Adapting to the habits of a group is an ambivalent process. As soon as it happens due to social pressure, it usually does one’s self no good. If due to the power relations in an organisation or society, it becomes a collective habit that existing norms, procedures and decisions may not be interrogated, there is a threat of development standstill. “We’ve always done it like this” and “We’ve never done this before” are two variants of one and the same killer argument against even the smallest move to change. Such organisations lose their ability to change and thus their ability to develop and improve because this is only possible when criticism is allowed. Otherwise mistakes are swept under the carpet, dangerous weaknesses remain undetected, and conformity and opportunism take hold. And this can have drastic consequences – from material damage to human catastrophes.
Vivid examples of this can be found in the findings of various studies of the still young discipline of habit research. Charles Duhigg, business editor of the New York Times and investigative journalist, has compiled many of them, based on findings from brain research and behavioural psychology, in his highly readable book “The Power of Habit“.
Space for the New
Let there be no misunderstanding: habits are basically a very good thing when they relate to the right kind of actions. They take the strain off the brain. What still requires the utmost attention and effort from a small child, such as walking or eating with a knife and fork, runs automatically as soon as it has been practiced. We then don’t need to spend another thought on such habits. The same applies to everything else we take up and learn later in life – from playing an instrument to driving a car – if we practice intensely. As soon as something is practised and becomes a habit, our brains no longer need to make such an effort. It saves energy which we have for other creative or difficult tasks.
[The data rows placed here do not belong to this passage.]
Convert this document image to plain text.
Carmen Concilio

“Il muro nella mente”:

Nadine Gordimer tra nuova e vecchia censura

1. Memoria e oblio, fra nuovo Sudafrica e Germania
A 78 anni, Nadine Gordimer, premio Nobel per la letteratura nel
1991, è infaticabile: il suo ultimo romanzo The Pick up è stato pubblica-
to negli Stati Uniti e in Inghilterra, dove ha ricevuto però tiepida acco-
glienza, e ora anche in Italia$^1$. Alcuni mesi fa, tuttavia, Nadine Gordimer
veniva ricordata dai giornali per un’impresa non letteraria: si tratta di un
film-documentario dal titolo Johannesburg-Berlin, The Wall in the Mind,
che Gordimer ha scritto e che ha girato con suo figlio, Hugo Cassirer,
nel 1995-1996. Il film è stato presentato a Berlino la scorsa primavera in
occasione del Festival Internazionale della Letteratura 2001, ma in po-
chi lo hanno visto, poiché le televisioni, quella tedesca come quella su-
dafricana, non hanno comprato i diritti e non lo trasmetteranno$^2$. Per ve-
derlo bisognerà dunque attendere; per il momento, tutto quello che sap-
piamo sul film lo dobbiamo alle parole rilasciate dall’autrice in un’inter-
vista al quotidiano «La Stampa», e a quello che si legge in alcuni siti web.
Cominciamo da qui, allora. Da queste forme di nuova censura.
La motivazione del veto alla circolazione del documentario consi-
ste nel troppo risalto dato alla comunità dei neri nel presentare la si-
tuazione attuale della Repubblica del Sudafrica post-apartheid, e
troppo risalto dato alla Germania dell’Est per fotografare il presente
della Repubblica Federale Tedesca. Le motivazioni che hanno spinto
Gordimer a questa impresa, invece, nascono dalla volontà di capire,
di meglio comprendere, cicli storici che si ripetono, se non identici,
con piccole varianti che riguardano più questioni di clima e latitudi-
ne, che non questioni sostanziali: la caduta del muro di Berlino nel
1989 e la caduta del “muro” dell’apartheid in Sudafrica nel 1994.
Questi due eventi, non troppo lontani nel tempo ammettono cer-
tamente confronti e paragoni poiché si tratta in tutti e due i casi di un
It’s simply a matter of developing and maintaining the right habits and, if necessary, saying goodbye to wrong or bad habits. Anyone who has ever tried to give up something that is obviously unhealthy or anyone trying to get into the habit of something healthy will know that this is easier said than done. Winston Churchill solved the problem for himself by declaring his unhealthy habits a personal lifestyle. That was his conscious decision.
Habits can be changed, even from one day to the next, if you first understand how they function and if there’s a sufficiently strong incentive to change them. Individually the incentive might come from an “aha” moment, a completely new realisation or insight, coupled with the ambition to prove to oneself – and sometimes to others –that things can be done differently. In other cases it’s being confronted with a medical diagnosis or the wish of somebody that you love or respect a lot.
Sometimes social events, economic or political crises, and in the worst case even natural catastrophes or wars force us to give up what we were used to. Then nothing is the way it used to be – an existential challenge. The spread of the corona virus pandemic is one such challenge. It has led to restrictions not seen in this country for more than seventy years, with serious economic, social and, not least, socio-psychological consequences. Isolation in quarantine and the prohibition of all kinds of communal live cultural events in the lockdown also take their toll.
These negative consequences must be taken seriously. In particular with a view to their long-term effects and the weak points in our country that existed long before but which have now become so blatantly evident as a result of the crisis that they can now no longer be overlooked. Not the least of such deficiencies is the country’s bloated bureaucracy that impedes swift pragmatic action and sometimes makes it even impossible.
Many things will return to normal once the pandemic has subsided. Will this be an unthinking return to a previous normality or will it be a different new normality with new habits? I hope that we will not let the opportunity to learn from last year’s experiences pass us by. Because experiences and opportunities of this kind do not come often.